# 5” splice for flexible dust collection hose



## nblumert (Oct 15, 2008)

I have 2 sections of 5” flexible dust collection hose that I need to connect together. I cannot find a 5” splice anywhere. I can find them in 4” and in 6”, but not 5”. What are your suggestions, or do you know where I can get what I’m looking for?
Thanks for the help,
Nick


----------



## Kerrys (May 2, 2016)

Would this work?

https://www.amazon.com/Speedi-Produ...d=1518747793&sr=8-2&keywords=5+duct+connector


----------



## woodnthings (Jan 24, 2009)

*You got any coffee cans?*

If they truly don't exist... I donno? but why not think outside the box and find something else that will work? A old style coffee can strikes me as just about the right size. Cut out the bottom with a acn opener. Another size can might work? Take a trip to the grocery store, you may have to buy a can of tomatoes, you can eat them and save the can. Usually heating and cooling sections in the home stores stock snap together steel sections for vents... another source. Hose clamps are available in 6" sizes that will reduce to 5".


----------



## nblumert (Oct 15, 2008)

Thanks for the suggestions guys. Sometimes it takes a little nudge in the right direction. 
Nick


----------



## ORBlackFZ1 (Dec 25, 2013)

nblumert said:


> I have 2 sections of 5” flexible dust collection hose that I need to connect together. I cannot find a 5” splice anywhere. I can find them in 4” and in 6”, but not 5”. What are your suggestions, or do you know where I can get what I’m looking for?
> Thanks for the help,
> Nick


Nick:

Try Rockler. http://www.rockler.com/spiral-pipe-and-fittings-for-dust-collection-system-pipes-and-fittings

Or SpiralMfg.com
http://www.spiralmfg.com/low-pressure-coupling-end-cap/

I have purchased from both sources. The Rockler link is for products made by Spiral Manufacturing. When Rockler doesn't have the Spiral part I need, I order directly from Spiral Mfg.

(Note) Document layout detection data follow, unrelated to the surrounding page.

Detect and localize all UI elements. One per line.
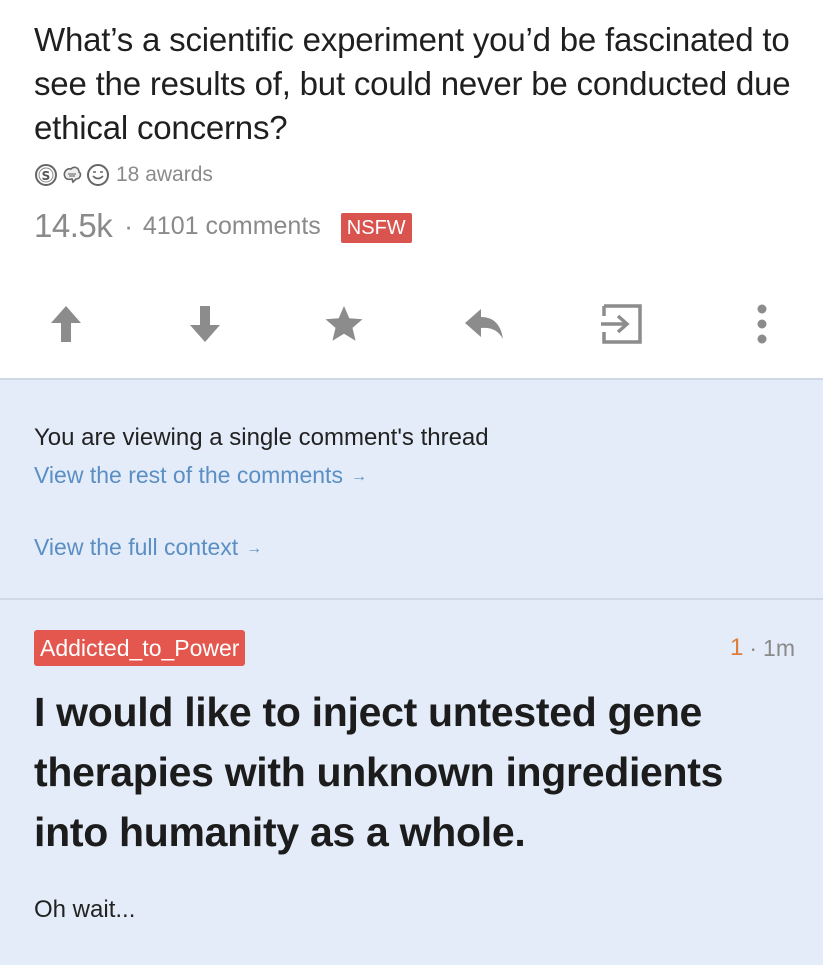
view-full-context-link[interactable]: View the full context → [34,534,262,561]
more-options-button[interactable] [738,300,786,348]
post-action-bar [0,290,823,356]
comment-body-text: Oh wait... [34,896,136,923]
arrow-right-icon: → [246,539,263,557]
post-title[interactable]: What’s a scientific experiment you’d be … [34,18,804,150]
svg-text:S: S [42,169,51,183]
share-exit-icon [600,302,644,346]
downvote-icon [188,304,222,344]
comment-age: 1m [763,634,795,661]
save-button[interactable] [320,300,368,348]
view-rest-comments-link[interactable]: View the rest of the comments → [34,462,367,489]
nsfw-badge: NSFW [340,213,412,243]
wholesome-award-icon [86,163,110,187]
comment-meta: 1 · 1m [730,634,795,662]
reply-icon [463,307,505,341]
comment-body-heading: I would like to inject untested gene the… [34,689,724,855]
comment-author[interactable]: Addicted_to_Power [34,630,246,666]
helpful-award-icon [60,163,84,187]
meta-separator: · [124,210,133,241]
single-thread-banner: You are viewing a single comment's threa… [0,378,823,600]
comment: Addicted_to_Power 1 · 1m I would like to… [0,600,823,965]
reddit-thread-page: What’s a scientific experiment you’d be … [0,0,823,965]
comment-count[interactable]: 4101 comments [143,212,321,241]
view-rest-comments-label: View the rest of the comments [34,462,343,488]
single-thread-note: You are viewing a single comment's threa… [34,424,489,451]
more-vertical-icon [755,303,769,345]
reply-button[interactable] [460,300,508,348]
silver-award-icon: S [34,163,58,187]
upvote-icon [49,304,83,344]
upvote-button[interactable] [42,300,90,348]
comment-score: 1 [730,634,744,661]
post-score: 14.5k [34,207,113,244]
post-meta: 14.5k · 4101 comments NSFW [34,204,412,248]
downvote-button[interactable] [181,300,229,348]
post-header: What’s a scientific experiment you’d be … [0,0,823,378]
arrow-right-icon: → [350,467,367,485]
save-star-icon [324,305,364,343]
share-button[interactable] [598,300,646,348]
view-full-context-label: View the full context [34,534,239,560]
awards-row[interactable]: S 18 awards [34,160,213,190]
comment-meta-separator: · [749,634,758,661]
awards-count: 18 awards [116,163,213,186]
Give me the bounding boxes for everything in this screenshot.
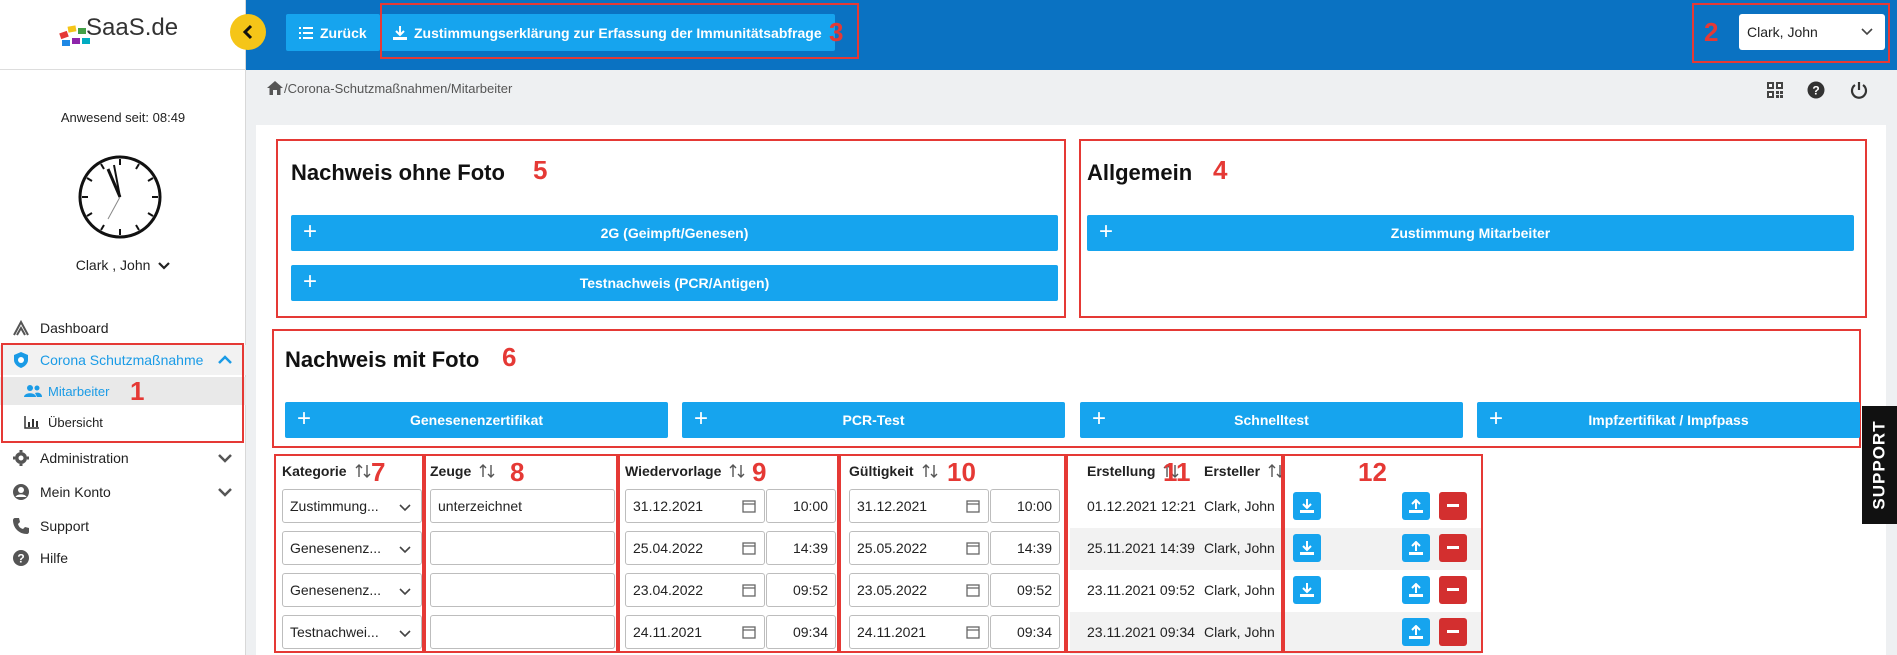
plus-icon: + bbox=[297, 405, 312, 432]
user-menu[interactable]: Clark , John bbox=[0, 257, 246, 273]
breadcrumb: /Corona-Schutzmaßnahmen/Mitarbeiter bbox=[266, 80, 512, 96]
annotation-box-3 bbox=[380, 3, 859, 59]
add-zustimmung-button[interactable]: + Zustimmung Mitarbeiter bbox=[1087, 215, 1854, 251]
svg-text:?: ? bbox=[17, 552, 24, 566]
account-icon bbox=[10, 483, 32, 501]
button-label: Testnachweis (PCR/Antigen) bbox=[579, 275, 770, 291]
sidebar-item-label: Dashboard bbox=[40, 320, 109, 336]
chevron-down-icon bbox=[158, 262, 171, 270]
add-genesenenzertifikat-button[interactable]: + Genesenenzertifikat bbox=[285, 402, 668, 438]
button-label: Schnelltest bbox=[1234, 412, 1309, 428]
plus-icon: + bbox=[1489, 405, 1504, 432]
section-title-allgemein: Allgemein bbox=[1087, 160, 1193, 185]
support-tab-label: SUPPORT bbox=[1869, 420, 1889, 510]
sidebar-item-support[interactable]: Support bbox=[0, 511, 246, 541]
chevron-down-icon bbox=[218, 488, 232, 497]
gear-icon bbox=[10, 449, 32, 467]
add-testnachweis-button[interactable]: + Testnachweis (PCR/Antigen) bbox=[291, 265, 1058, 301]
qr-code-icon[interactable] bbox=[1766, 81, 1784, 99]
section-title-ohne-foto: Nachweis ohne Foto bbox=[291, 160, 505, 185]
plus-icon: + bbox=[1092, 405, 1107, 432]
annotation-box-1 bbox=[1, 343, 244, 443]
annotation-number-9: 9 bbox=[752, 457, 767, 487]
user-name: Clark , John bbox=[75, 257, 151, 273]
back-button[interactable]: Zurück bbox=[286, 14, 380, 51]
sidebar-item-administration[interactable]: Administration bbox=[0, 443, 246, 473]
plus-icon: + bbox=[1099, 218, 1114, 245]
annotation-number-2: 2 bbox=[1704, 17, 1719, 47]
chevron-left-icon bbox=[242, 24, 253, 40]
top-bar: Zurück Zustimmungserklärung zur Erfassun… bbox=[246, 0, 1897, 70]
chevron-down-icon bbox=[218, 454, 232, 463]
phone-icon bbox=[10, 517, 32, 535]
present-since-label: Anwesend seit: 08:49 bbox=[60, 110, 186, 125]
list-icon bbox=[299, 26, 313, 39]
annotation-box-9 bbox=[618, 454, 839, 653]
sidebar-item-label: Mein Konto bbox=[40, 484, 111, 500]
add-2g-button[interactable]: +2G (Geimpft/Genesen) bbox=[291, 215, 1058, 251]
button-label: PCR-Test bbox=[842, 412, 905, 428]
annotation-box-7 bbox=[274, 454, 424, 653]
power-icon[interactable] bbox=[1850, 81, 1868, 99]
sidebar-item-label: Administration bbox=[40, 450, 129, 466]
button-label: 2G (Geimpft/Genesen) bbox=[600, 225, 749, 241]
breadcrumb-path: /Corona-Schutzmaßnahmen/Mitarbeiter bbox=[284, 80, 513, 96]
annotation-box-2 bbox=[1692, 3, 1890, 63]
button-label: Zustimmung Mitarbeiter bbox=[1390, 225, 1551, 241]
clock-icon bbox=[78, 155, 162, 239]
support-tab[interactable]: SUPPORT bbox=[1862, 406, 1897, 524]
sidebar-item-label: Support bbox=[40, 518, 90, 534]
svg-text:?: ? bbox=[1812, 84, 1819, 98]
section-title-mit-foto: Nachweis mit Foto bbox=[285, 347, 480, 372]
help-icon[interactable]: ? bbox=[1807, 81, 1825, 99]
annotation-number-10: 10 bbox=[947, 457, 976, 487]
add-impfzertifikat-button[interactable]: + Impfzertifikat / Impfpass bbox=[1477, 402, 1860, 438]
plus-icon: + bbox=[303, 218, 318, 245]
sidebar-item-hilfe[interactable]: ? Hilfe bbox=[0, 543, 246, 573]
sidebar-item-mein-konto[interactable]: Mein Konto bbox=[0, 477, 246, 507]
sidebar-item-label: Hilfe bbox=[40, 550, 69, 566]
annotation-number-7: 7 bbox=[371, 457, 386, 487]
plus-icon: + bbox=[694, 405, 709, 432]
annotation-number-11: 11 bbox=[1163, 457, 1191, 487]
logo-text: SaaS.de bbox=[86, 14, 179, 41]
help-icon: ? bbox=[10, 549, 32, 567]
dashboard-icon bbox=[10, 319, 32, 337]
annotation-number-6: 6 bbox=[502, 342, 517, 372]
sidebar: SaaS.de Anwesend seit: 08:49 Clark , Joh… bbox=[0, 0, 246, 655]
annotation-number-5: 5 bbox=[533, 155, 548, 185]
add-schnelltest-button[interactable]: + Schnelltest bbox=[1080, 402, 1463, 438]
sidebar-item-dashboard[interactable]: Dashboard bbox=[0, 313, 246, 343]
back-label: Zurück bbox=[320, 24, 367, 41]
annotation-number-3: 3 bbox=[829, 17, 844, 47]
annotation-number-4: 4 bbox=[1213, 155, 1228, 185]
home-icon[interactable] bbox=[266, 80, 284, 96]
add-pcr-test-button[interactable]: + PCR-Test bbox=[682, 402, 1065, 438]
collapse-sidebar-button[interactable] bbox=[230, 14, 266, 50]
button-label: Genesenenzertifikat bbox=[409, 412, 544, 428]
logo-area: SaaS.de bbox=[0, 0, 246, 70]
annotation-number-12: 12 bbox=[1358, 457, 1387, 487]
plus-icon: + bbox=[303, 268, 318, 295]
annotation-number-8: 8 bbox=[510, 457, 525, 487]
button-label: Impfzertifikat / Impfpass bbox=[1588, 412, 1749, 428]
annotation-number-1: 1 bbox=[130, 376, 145, 406]
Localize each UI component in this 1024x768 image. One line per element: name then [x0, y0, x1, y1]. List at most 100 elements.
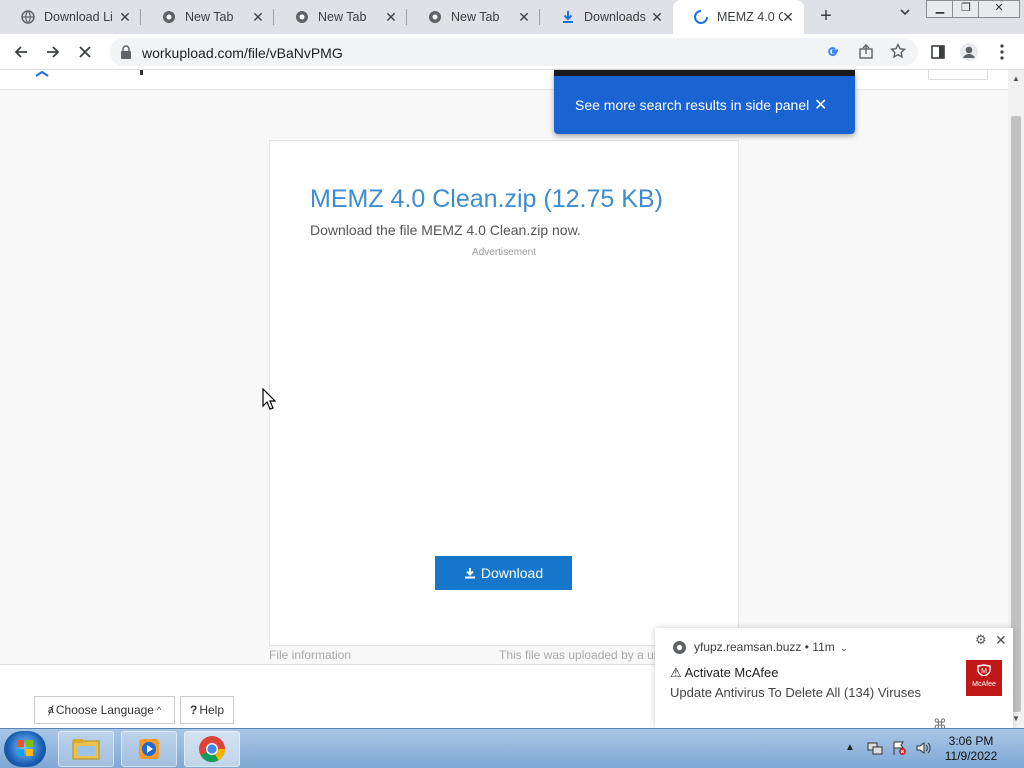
- media-player-icon: [139, 739, 159, 759]
- gear-icon[interactable]: ⚙: [975, 632, 987, 648]
- address-bar[interactable]: workupload.com/file/vBaNvPMG: [110, 38, 918, 66]
- chrome-icon: [294, 9, 310, 25]
- taskbar-media-player[interactable]: [121, 731, 177, 767]
- header-button[interactable]: [928, 70, 988, 80]
- close-window-button[interactable]: ✕: [978, 0, 1020, 18]
- clock-date: 11/9/2022: [944, 749, 998, 763]
- help-button[interactable]: ? Help: [180, 696, 234, 724]
- close-tab-icon[interactable]: ✕: [250, 9, 266, 25]
- chevron-down-icon: [900, 9, 910, 16]
- lock-icon: [121, 45, 131, 59]
- mcafee-shield-icon: M: [977, 664, 991, 677]
- tab-downloads[interactable]: Downloads ✕: [540, 0, 673, 34]
- warning-icon: ⚠: [670, 665, 685, 680]
- chevron-down-icon[interactable]: ⌄: [840, 643, 848, 653]
- network-icon[interactable]: [867, 740, 883, 759]
- folder-icon: [72, 739, 100, 760]
- download-button[interactable]: Download: [435, 556, 572, 590]
- windows-taskbar: ▲ 3:06 PM 11/9/2022: [0, 728, 1024, 768]
- close-tab-icon[interactable]: ✕: [383, 9, 399, 25]
- tab-strip: Download Li ✕ New Tab ✕ New Tab ✕ New Ta…: [0, 0, 1024, 34]
- advertisement-label: Advertisement: [472, 247, 536, 258]
- close-icon: [79, 46, 91, 58]
- download-icon: [560, 9, 576, 25]
- tab-label: New Tab: [318, 10, 367, 24]
- file-subtitle: Download the file MEMZ 4.0 Clean.zip now…: [310, 222, 581, 238]
- windows-logo-icon: [17, 740, 33, 756]
- system-clock[interactable]: 3:06 PM 11/9/2022: [939, 734, 1003, 764]
- close-icon[interactable]: ✕: [995, 632, 1007, 649]
- chrome-icon: [199, 736, 226, 763]
- taskbar-chrome[interactable]: [184, 731, 240, 767]
- callout-close-icon[interactable]: ✕: [814, 95, 827, 115]
- close-tab-icon[interactable]: ✕: [649, 9, 665, 25]
- show-hidden-icons-icon[interactable]: ▲: [845, 742, 855, 753]
- arrow-right-icon: [47, 46, 60, 58]
- tab-label: New Tab: [185, 10, 234, 24]
- start-button[interactable]: [4, 731, 46, 767]
- chrome-icon: [427, 9, 443, 25]
- file-card: MEMZ 4.0 Clean.zip (12.75 KB) Download t…: [269, 140, 739, 646]
- side-panel-button[interactable]: [926, 40, 950, 64]
- browser-toolbar: workupload.com/file/vBaNvPMG: [0, 34, 1024, 70]
- new-tab-button[interactable]: +: [814, 5, 838, 29]
- tab-new-tab-1[interactable]: New Tab ✕: [141, 0, 274, 34]
- tab-label: MEMZ 4.0 Cl: [717, 10, 783, 24]
- site-header: [0, 70, 1008, 90]
- tab-label: New Tab: [451, 10, 500, 24]
- chrome-icon: [161, 9, 177, 25]
- mouse-cursor-icon: [262, 388, 276, 410]
- notification-site: yfupz.reamsan.buzz: [694, 640, 802, 654]
- tab-new-tab-2[interactable]: New Tab ✕: [274, 0, 407, 34]
- download-label: Download: [480, 565, 544, 581]
- close-tab-icon[interactable]: ✕: [780, 9, 796, 25]
- help-label: Help: [199, 703, 225, 717]
- callout-message: See more search results in side panel: [575, 97, 810, 113]
- tab-download-links[interactable]: Download Li ✕: [0, 0, 141, 34]
- scrollbar-thumb[interactable]: [1011, 116, 1021, 712]
- share-icon[interactable]: [858, 44, 874, 63]
- kebab-menu-icon: [1000, 44, 1004, 60]
- chrome-icon: [673, 641, 686, 654]
- forward-button[interactable]: [41, 40, 65, 64]
- volume-icon[interactable]: [915, 740, 931, 759]
- minimize-button[interactable]: ▁: [926, 0, 954, 18]
- avatar-icon: [960, 43, 978, 61]
- action-center-flag-icon[interactable]: [891, 740, 907, 759]
- uploaded-by-text: This file was uploaded by a us: [499, 648, 660, 662]
- tab-new-tab-3[interactable]: New Tab ✕: [407, 0, 540, 34]
- notification-source: yfupz.reamsan.buzz • 11m ⌄: [694, 640, 848, 654]
- back-button[interactable]: [9, 40, 33, 64]
- scroll-up-arrow-icon[interactable]: ▲: [1011, 74, 1021, 84]
- loading-icon: [693, 9, 709, 25]
- tab-label: Downloads: [584, 10, 646, 24]
- taskbar-explorer[interactable]: [58, 731, 114, 767]
- push-notification[interactable]: yfupz.reamsan.buzz • 11m ⌄ ⚙ ✕ ⚠ Activat…: [655, 628, 1013, 732]
- download-icon: [464, 568, 475, 579]
- site-logo[interactable]: [34, 70, 50, 80]
- stop-loading-button[interactable]: [73, 40, 97, 64]
- restore-button[interactable]: ❐: [952, 0, 980, 18]
- translate-icon: ⱥ: [47, 704, 54, 716]
- google-lens-icon[interactable]: [826, 44, 840, 61]
- choose-language-button[interactable]: ⱥ Choose Language ^: [34, 696, 175, 724]
- language-label: Choose Language: [55, 703, 154, 717]
- question-icon: ?: [189, 703, 198, 717]
- bookmark-star-icon[interactable]: [889, 42, 907, 62]
- svg-text:M: M: [981, 668, 987, 675]
- notification-body: Update Antivirus To Delete All (134) Vir…: [670, 685, 921, 700]
- side-panel-icon: [931, 45, 945, 59]
- system-tray: ▲ 3:06 PM 11/9/2022: [845, 729, 1024, 768]
- close-tab-icon[interactable]: ✕: [117, 9, 133, 25]
- side-panel-promo-callout: See more search results in side panel ✕: [554, 70, 855, 134]
- menu-button[interactable]: [990, 40, 1014, 64]
- mcafee-logo: M McAfee: [966, 660, 1002, 696]
- file-title: MEMZ 4.0 Clean.zip (12.75 KB): [310, 185, 663, 213]
- tab-memz-active[interactable]: MEMZ 4.0 Cl ✕: [673, 0, 804, 34]
- close-tab-icon[interactable]: ✕: [516, 9, 532, 25]
- tab-search-button[interactable]: [894, 6, 916, 28]
- notification-age: 11m: [812, 640, 835, 654]
- profile-button[interactable]: [957, 40, 981, 64]
- arrow-left-icon: [14, 46, 27, 58]
- chevron-up-icon: ^: [156, 705, 162, 715]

Spiral has done small orders for me in the past. I just had to call/email them with my requirements.

Eric


----------



## FrankC (Aug 24, 2012)

When I worked in a printing shop we wrapped a strip of a aluminum printing plate around the outside of one end slightly cone shaped so the other end went into the second length, then bound it all up with duct tape. Sometimes a temporary fix would last for years.


----------



## nblumert (Oct 15, 2008)

Thanks for the suggestions, I wish I would have found the spiral manufacturing piece earlier. I found some hvac piping from Home Depot and made 2pieces 8nto 1and made it fit.


----------